The Battle at Lake Changjin is projected to earn a total of $830 million during its theatrical run in China, a total which would make it the top-grossing film of the year. Its budget was more than $200 million, making it the most expensive Chinese production to date.
The Battle of Chosin Reservoir was fought between the People’s Volunteer Army (PVA) of China and those forces under the United Nations during the Korean War. From November 27 to December 13, 1950, UN forces, including the US Army, advanced into North Korea in an attempt to destroy the remaining Korean People’s Army (KPA) units and reunite Korea under a single government.
It was hoped the battle would be the final offensive of the conflict. In late November, Task Force MacLean and the 7th Infantry Division were part of the US Army’s X Corps, under the command of Major General Edward M. Almond.
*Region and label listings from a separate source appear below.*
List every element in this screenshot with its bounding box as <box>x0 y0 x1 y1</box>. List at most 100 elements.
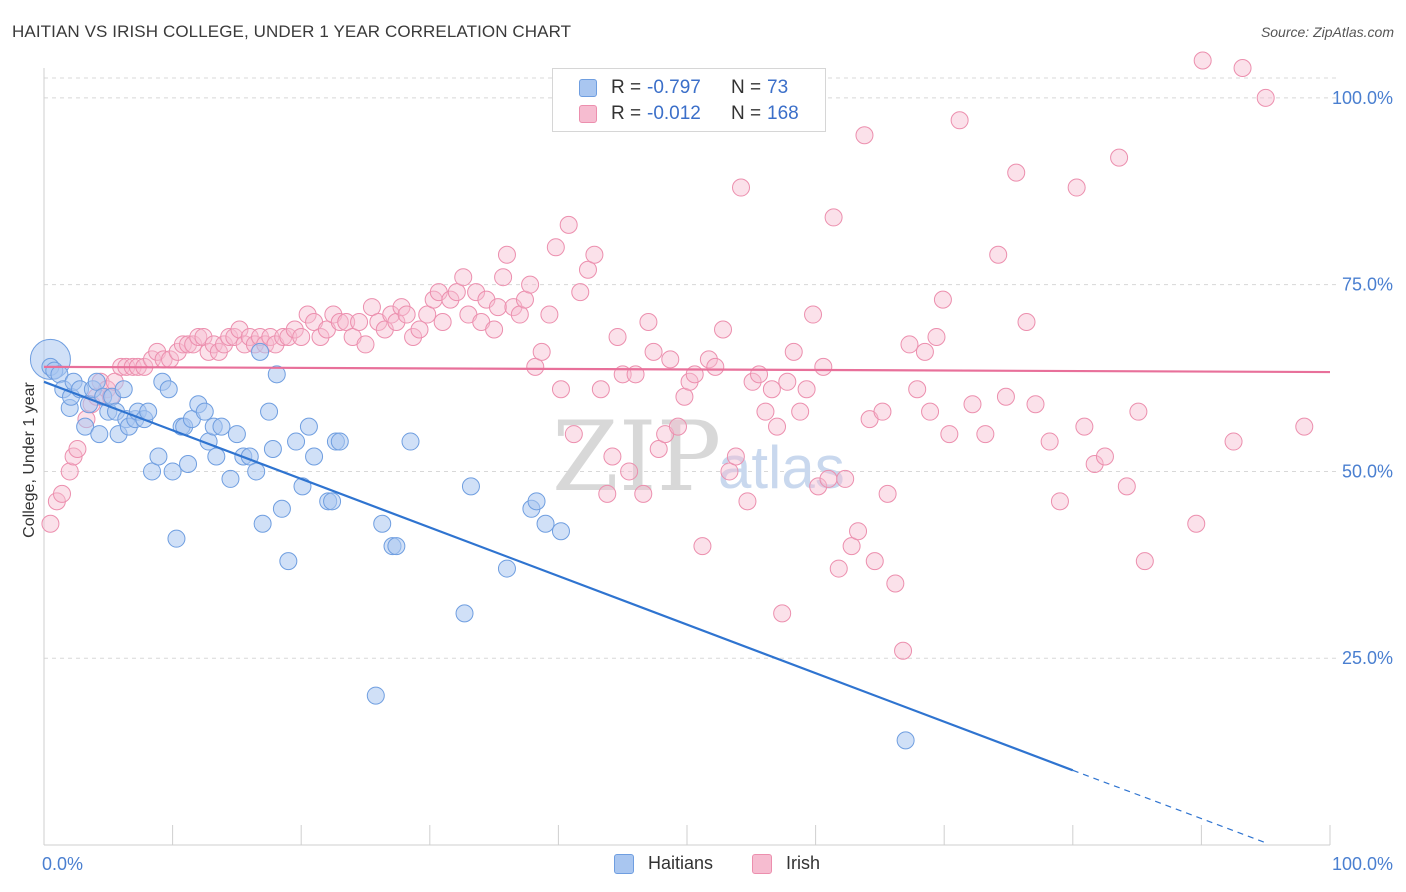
irish-point <box>418 305 437 324</box>
haitian-point <box>551 522 570 541</box>
irish-point <box>546 238 565 257</box>
irish-point <box>762 380 781 399</box>
haitian-point <box>251 342 270 361</box>
irish-point <box>855 126 874 145</box>
irish-point <box>1193 51 1212 70</box>
chart-source: Source: ZipAtlas.com <box>1260 24 1394 40</box>
irish-point <box>60 462 79 481</box>
irish-point <box>1117 477 1136 496</box>
irish-point <box>768 417 787 436</box>
irish-point <box>685 365 704 384</box>
haitian-point <box>366 686 385 705</box>
haitian-point <box>267 365 286 384</box>
legend-label-irish: Irish <box>786 853 821 873</box>
irish-point <box>976 425 995 444</box>
haitian-point <box>179 454 198 473</box>
irish-point <box>908 380 927 399</box>
irish-point <box>330 313 349 332</box>
irish-point <box>699 350 718 369</box>
haitian-point <box>159 380 178 399</box>
irish-point <box>1095 447 1114 466</box>
irish-point <box>950 111 969 130</box>
irish-point <box>410 320 429 339</box>
irish-point <box>661 350 680 369</box>
irish-point <box>743 372 762 391</box>
haitian-point <box>221 469 240 488</box>
haitians-trend-line <box>43 380 1074 772</box>
haitian-point <box>76 417 95 436</box>
irish-point <box>337 313 356 332</box>
haitian-point <box>212 417 231 436</box>
irish-point <box>693 537 712 556</box>
watermark: ZIP atlas <box>552 401 845 513</box>
haitian-point <box>387 537 406 556</box>
haitian-point <box>323 492 342 511</box>
irish-point <box>900 335 919 354</box>
irish-point <box>515 290 534 309</box>
haitian-point <box>260 402 279 421</box>
irish-point <box>467 283 486 302</box>
irish-point <box>814 357 833 376</box>
irish-point <box>173 335 192 354</box>
legend-swatch-irish <box>752 854 772 874</box>
irish-point <box>720 462 739 481</box>
irish-point <box>1110 148 1129 167</box>
irish-point <box>809 477 828 496</box>
irish-point <box>620 462 639 481</box>
irish-point <box>1129 402 1148 421</box>
irish-point <box>1085 454 1104 473</box>
legend-swatch-irish <box>579 105 597 123</box>
irish-point <box>441 290 460 309</box>
haitian-point <box>227 425 246 444</box>
irish-point <box>598 484 617 503</box>
legend-n-label: N = <box>731 103 762 124</box>
haitian-point <box>536 514 555 533</box>
irish-point <box>551 380 570 399</box>
irish-point <box>878 484 897 503</box>
irish-point <box>842 537 861 556</box>
irish-point <box>644 342 663 361</box>
irish-point <box>1026 395 1045 414</box>
irish-point <box>1017 313 1036 332</box>
y-tick-label: 25.0% <box>1342 648 1393 668</box>
irish-point <box>1040 432 1059 451</box>
irish-point <box>1224 432 1243 451</box>
irish-point <box>784 342 803 361</box>
y-tick-label: 100.0% <box>1332 88 1393 108</box>
irish-point <box>540 305 559 324</box>
haitian-point <box>896 731 915 750</box>
irish-point <box>220 327 239 346</box>
irish-point <box>819 469 838 488</box>
irish-point <box>873 402 892 421</box>
irish-point <box>639 313 658 332</box>
irish-point <box>927 327 946 346</box>
haitian-point <box>247 462 266 481</box>
haitian-point <box>143 462 162 481</box>
haitian-point <box>527 492 546 511</box>
haitian-point <box>87 372 106 391</box>
irish-point <box>732 178 751 197</box>
irish-point <box>778 372 797 391</box>
irish-point <box>362 298 381 317</box>
irish-point <box>298 305 317 324</box>
irish-point <box>1233 59 1252 77</box>
irish-point <box>1187 514 1206 533</box>
irish-point <box>963 395 982 414</box>
irish-point <box>668 417 687 436</box>
irish-point <box>285 320 304 339</box>
irish-point <box>532 342 551 361</box>
irish-point <box>634 484 653 503</box>
haitian-point <box>455 604 474 623</box>
irish-point <box>933 290 952 309</box>
legend-n-value: 168 <box>767 103 799 124</box>
irish-point <box>996 387 1015 406</box>
haitian-point <box>299 417 318 436</box>
irish-point <box>494 268 513 287</box>
legend-r-value: -0.797 <box>647 77 701 98</box>
irish-point <box>804 305 823 324</box>
irish-point <box>485 320 504 339</box>
irish-point <box>649 440 668 459</box>
legend-row-irish: R = -0.012 N = 168 <box>553 101 825 127</box>
irish-point <box>726 447 745 466</box>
They and other UN forces were steadily advancing along the eastern side of the Korean peninsula, toward the Yalu River, when on November 27 they were surprised by PVA forces.
The 30,000 UN troops, under the field command of Major General Oliver P. Smith, were surrounded by 120,000 Chinese soldiers ordered to destroy their units. The rough terrain and conditions made the fight difficult, and after 17 days the UN forces retreated down the Korean peninsula to the port of Hungnam and withdrew from North Korea, suffering heavy casualties.
While the Battle of Chosin Reservoir is portrayed by American historians as a US-led fight for survival against incredible odds, the perspective brought forth by The Battle at Lake Changjin tells a different story. It portrays a brave and fierce “volunteer” fighting force facing the US Army and its leader, General Douglas MacArthur.
Its official description reads:
“Set in the Second Phase Offensive of the Korean War, The Battle at Lake Changjin tells an epic historical tale: 71 years ago, the People’s Volunteer Army (PVA) entered North Korea for battle. Under extreme freezing conditions, the troops on the Eastern Front pursued with fearless spirit and iron will as they courageously fought the enemy at Lake Changjin (also known as Chosin Reservoir). The battle was a turning point in the Korean War, and demonstrated the courage and resolve of the PVA.”
The film stars Wu Jing, who is known for playing characters who embody China’s self-image as the world’s most benevolent nation, as well as English-speaking actors who have made careers out of playing the enemy in Chinese-language films.
The film is seen by many to be a form of Chinese propaganda. An article published in the New York Times called it a government-sponsored movie made to resonate with the viewing public at a time when relations between China and the US are strained.
It has also caused anger in South Korea, where it’s been called out for its historical inaccuracies. South Korean senior diplomat Ra Jong-yil, who fought in the Korean War, called it “nonsense” and “whitewashing” and accused it of changing the narrative of the conflict.
There is currently no word of a US release date for The Battle at Lake Changjin.